This post is brought to you by the Octonauts theme song. We’re on Day Two of a cough keeping one kid home. The other got their finger slammed in a door right before bed (it was 97.2% the other kid’s fault). That accident has been years in the making. Anyone with me here? I’ve been warning for years: someone’s going to get hurt . . . The other shoe fell last night. FUN.
I sent the injured party to school because my children are fire signs. I’m a water sign but still do not have enough water to douse their collective fires, on a day I’m supposed to have for myself. Supposed to - whatever that means. If you would like to join me in sympathy for my soul today, I would gladly welcome that. Full vibe for today: managing.
In the locker room at the gym recently a woman complained about the community center’s classes being closed in the aftermath of the MSU shooting. Talk about not reading the room. She was up there in years and, I guess, any disruption to her routine was cause for alarm/grief. But, wow.
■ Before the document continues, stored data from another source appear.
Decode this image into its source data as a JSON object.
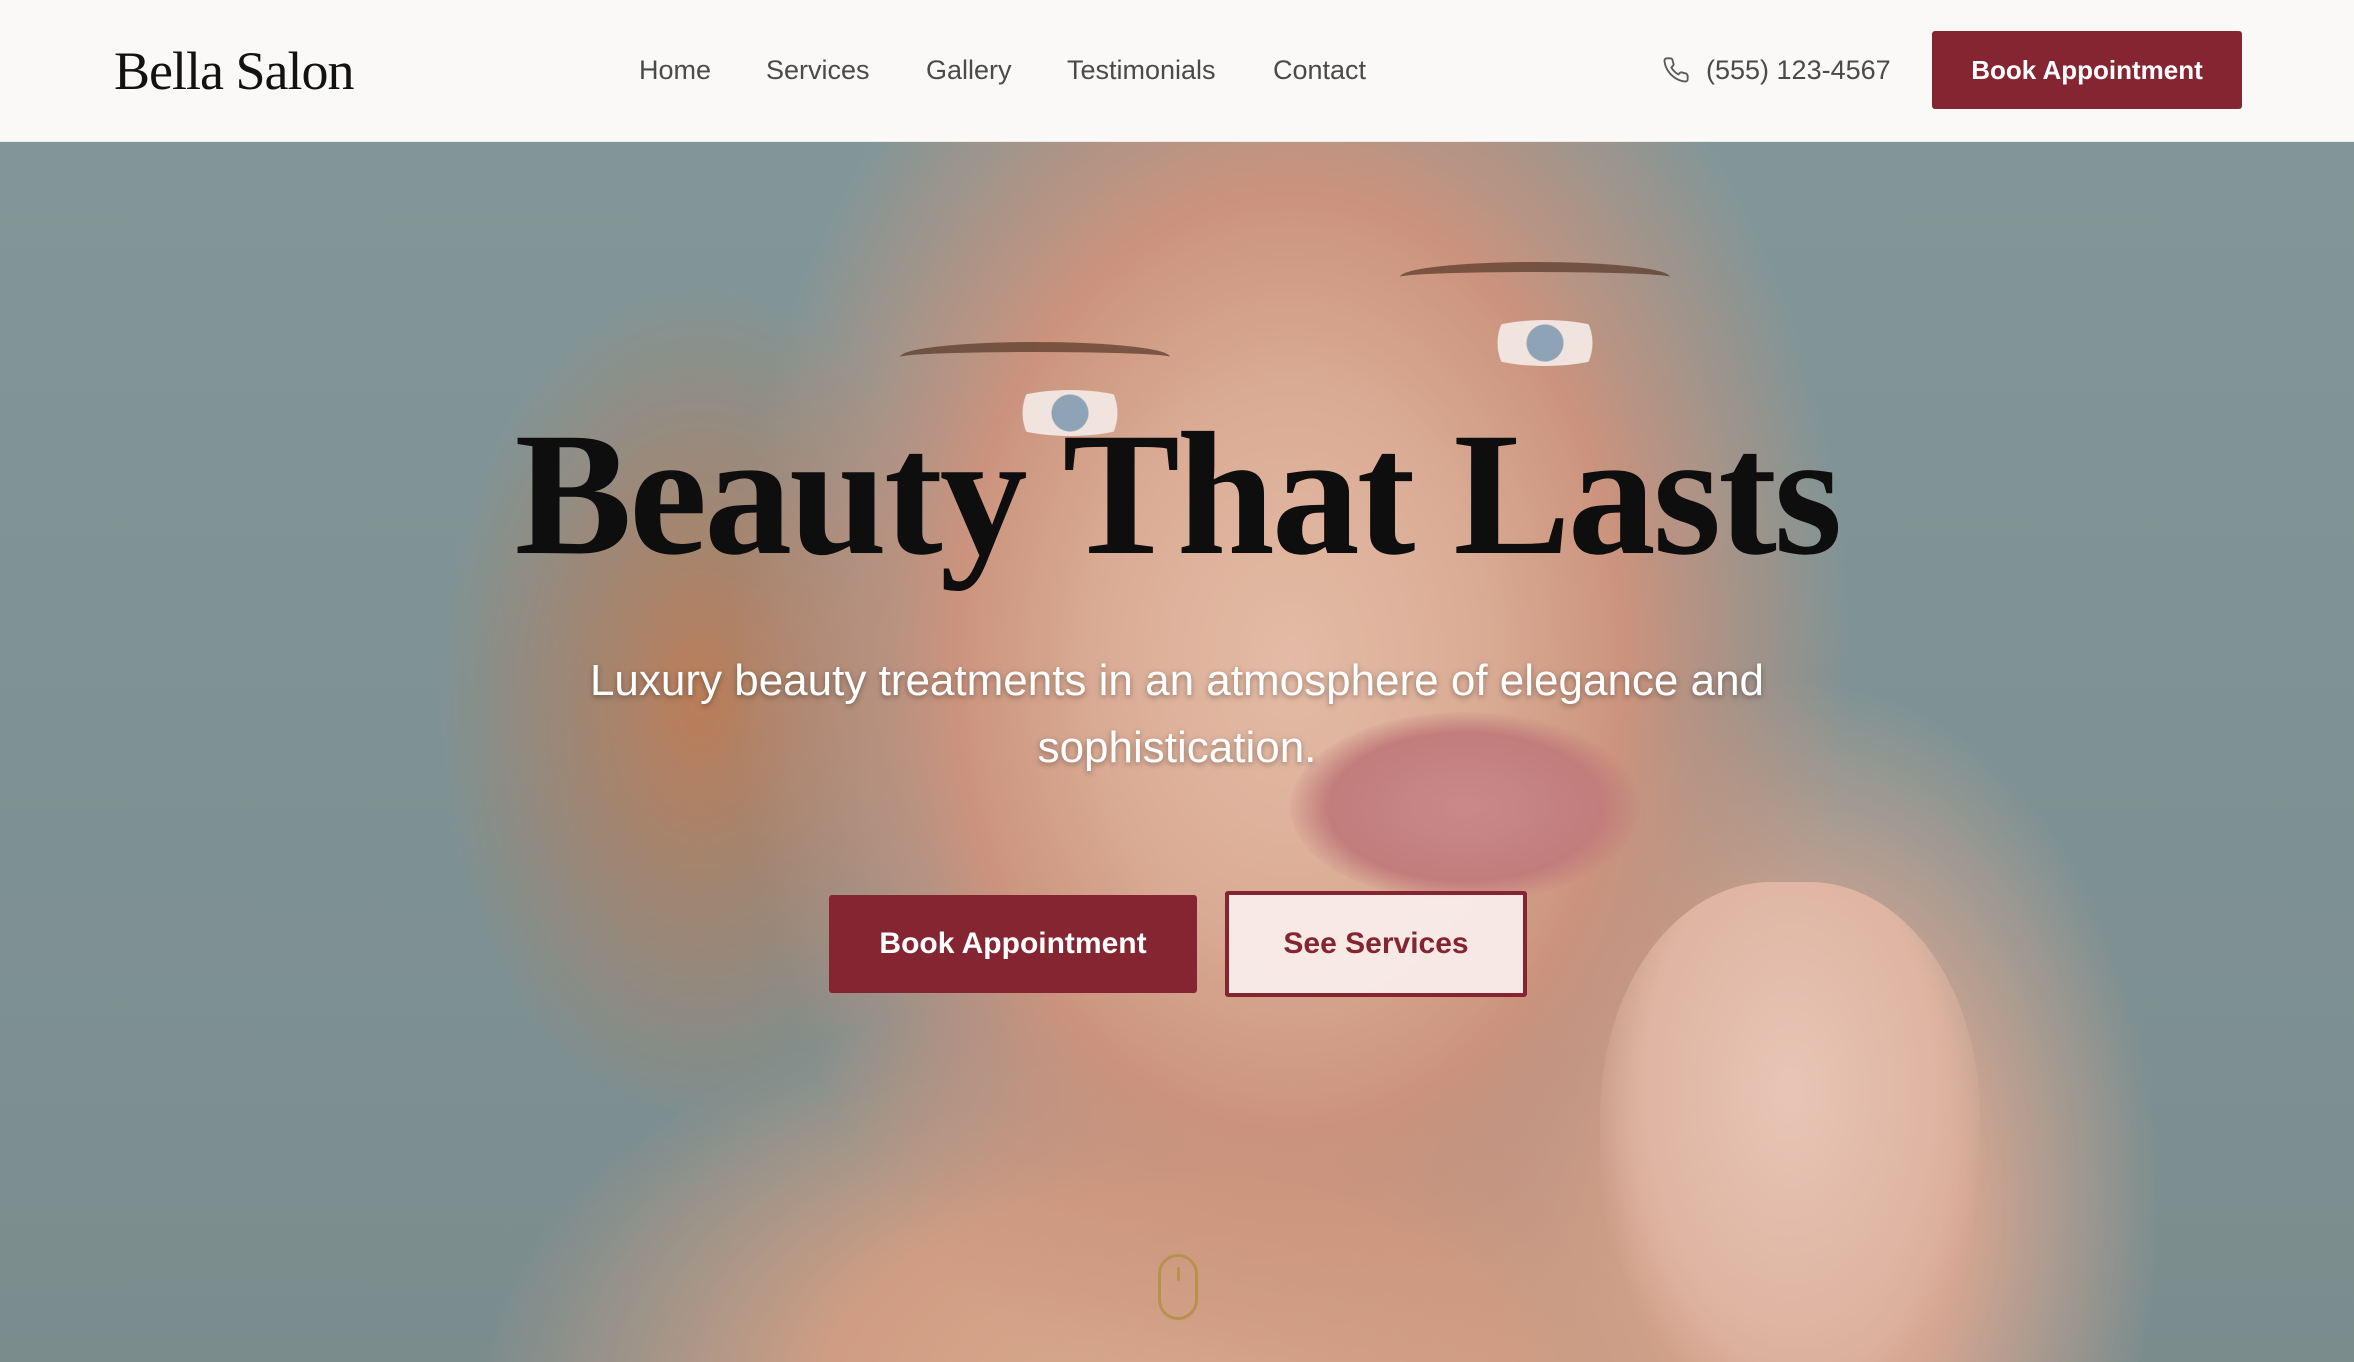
{
  "brand": {
    "name": "Bella Salon"
  },
  "nav": {
    "items": [
      {
        "label": "Home"
      },
      {
        "label": "Services"
      },
      {
        "label": "Gallery"
      },
      {
        "label": "Testimonials"
      },
      {
        "label": "Contact"
      }
    ]
  },
  "contact": {
    "phone": "(555) 123-4567",
    "icon": "phone-icon"
  },
  "header": {
    "cta_label": "Book Appointment"
  },
  "hero": {
    "title": "Beauty That Lasts",
    "subtitle": "Luxury beauty treatments in an atmosphere of elegance and sophistication.",
    "primary_cta": "Book Appointment",
    "secondary_cta": "See Services",
    "scroll_icon": "mouse-scroll-icon"
  },
  "colors": {
    "accent": "#842531",
    "header_bg": "#faf9f8",
    "nav_text": "#4a4a4a",
    "title_text": "#0e0e0e",
    "scroll_icon": "#b8924a"
  }
}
The woman she was talking to got increasingly annoyed by the complainer, and I myself had to rush out of the locker room before I started shouting, What is WRONG with you? People died, and you’re sad about water aerobics? The memory of her indignation still gets me. But also: we’ve all been there, haven’t we? Forgetting the bigger picture, thinking our woes are the real story? And they were, to that woman. It’s a both/and kind of thing.
I’m going to transition seamlessly into Annie Dillard now. Watch me! It’s from chapter six of Pilgrim at Tinker Creek, a chapter called The Present that starts with the words:
Catch it if you can.
It is early March. I am dazed from a long day of interstate driving homeward; I pull in at a gas station in Nowhere, Virginia, north of Lexington. The boy in charge (“Chick ‘at oll?”) is offering a free cup of coffee . . . All the time we talk, the boy’s new beagle puppy is skidding around the office . . . I step outside, followed by the puppy.
. . . My hands work automatically over the puppy’s fur, following the line of hair under his ears, down his neck, inside his forelegs, along his hot-skinned belly.
Shadows lope along the mountain’s rumpled flanks; they elongate like root tips, like lobes of spilling water, faster and faster . . . The air cools; the puppy’s skin is hot. I am more alive than all the world.
My college roommate read these words to me our senior year. I believe she was taking an American lit course and came home enthralled by this passage. Picture us, perched in our single beds on a sunny afternoon, our dinkily carpeted room, the small aisle between us housing a CD player programmed to play Prince when we woke. I recall her voice most all; she had a dramatic streak (don’t we all) and was especially good at reading things aloud.
This is it, I think, this is it, right now, the present, this empty gas station, here, this western wind, this tang of coffee on the tongue and I am patting the puppy.
. . . Catch it if you can. The present is an invisible electron; its lightning path traced faintly on a blackened screen is fleet, and fleeing, and gone.
These words all appear in the first three pages of that chapter. Dillard goes on to explore self-consciousness, i.e. what happened to that hot puppy skin under her hand after she verbalized her awareness of it, in her mind. The logic unfolds across several pages, which I will not burden you with, but it gets to another passage that sums up something I believe in fiercely, which is the inherent dignity of innocence:
Consciousness itself does not hinder living in the present. In fact, it is only to a heightened awareness that the great door to the present opens at all.
. . . Self-consciousness, however, does hinder the experience of the present. It is the one instrument that unplugs all the rest.
. . . Innocence is not the prerogative of infants and puppies, and far less of mountains and fixed stars, which have no prerogatives at all. It is not lost to us; the world is a better place than that. Like any other of the spirit’s good gifts, it is there if you want it, free for the asking, as has been stressed by stronger words than mine. It is possible to pursue innocence as hounds pursue hares: singlemindedly, driven by a kind of love, crashing over creeks, keening and lost in fields and forests, circling, vaulting over hedges and hills wide-eyed . . .
What I call innocence is the spirit’s unself-conscious state at any moment of pure devotion to any object. It is at once a receptiveness and total concentration. . . These are our few live seasons. Let us live them as purely as we can, in the present.
I bolded those words, obviously. I know it can be tedious to drop into someone else’s reading. Here’s a final reminder of that with which I’m trying to bonk us all over the head:
. . . it is there if you want it, free for the asking . . . These are our few live seasons. Let us live them as purely as we can, in the present.
Okay, that’s enough. I’m off to pursue cardboard art. The sick kid is drawing something we will make in 3D. I like to complain but the truth is, these kids are my puppies, anchoring me to the present. And you, my friends, are the mountains, helping me know where I stand.
XOXOXO
Always wanted to / meant to read that book. Love Annie Dillard and love hearing about what you're reading!!